A sentença foi proferida pela 1ª Vara da Comarca de Picos, em ação movida pelo Ministério Público do Estado do Piauí, que apontou desvio de finalidade na aplicação de verba pública municipal, o que configurou dano ao erário, nos termos do art. 10, inciso II, da antiga Lei de Improbidade Administrativa (Lei nº 8.429/1992), com nova redação dada pela Lei nº 14.230/2021.

Condenação

O juiz responsável pelo caso julgou parcialmente procedente a ação, reconhecendo que os réus atuaram de forma dolosa, ao autorizarem e usufruírem do uso de verba pública para fins pessoais.

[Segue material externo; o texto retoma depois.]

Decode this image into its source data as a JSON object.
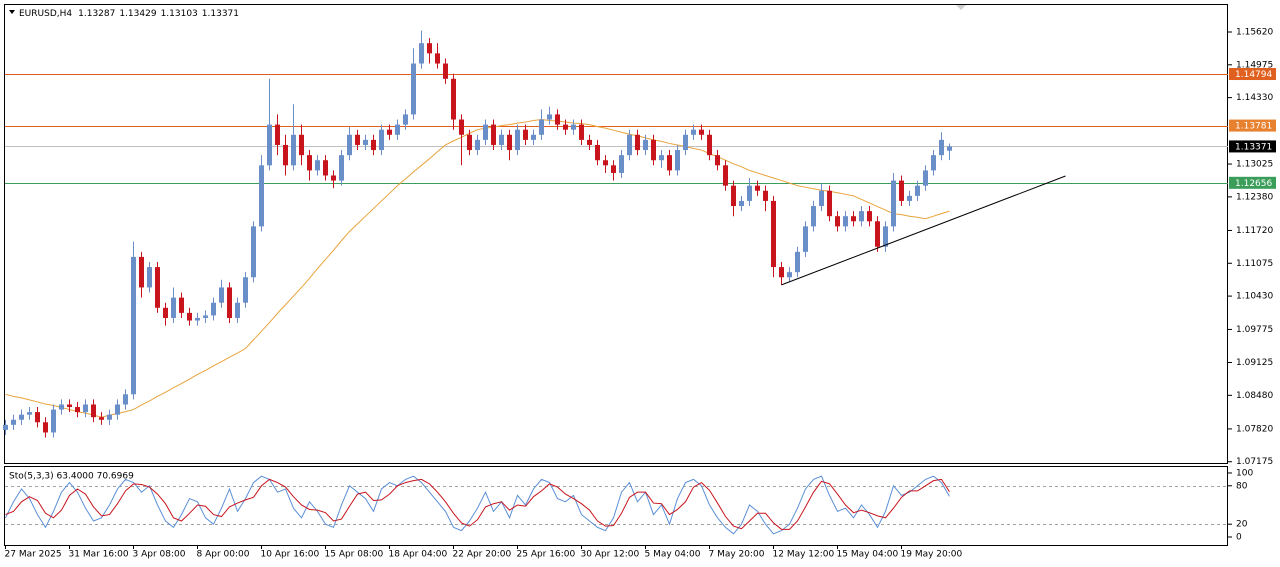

Na decisão, o magistrado destacou que a ex-primeira-dama não possuía qualquer vínculo formal com o Município e, portanto, não tinha legitimidade para representar oficialmente a Prefeitura no evento.

Sanções

Como resultado, foram aplicadas as seguintes sanções a cada um dos condenados:

  • Ressarcimento integral e solidário ao erário do valor gasto com passagens e diárias, acrescido de atualização monetária e juros com base na taxa Selic;
  • Multa civil equivalente ao valor do dano causado, também atualizada monetariamente;
  • Suspensão dos direitos políticos pelo prazo de quatro anos;
  • Proibição de contratar com o Poder Público ou de receber incentivos fiscais ou creditícios pelo prazo de três anos.

A decisão considerou que, embora o caso não envolva valores vultosos nem esquema reiterado de corrupção, houve desvio claro da finalidade do gasto público, o que justifica as penalidades impostas com base nos princípios da proporcionalidade e razoabilidade.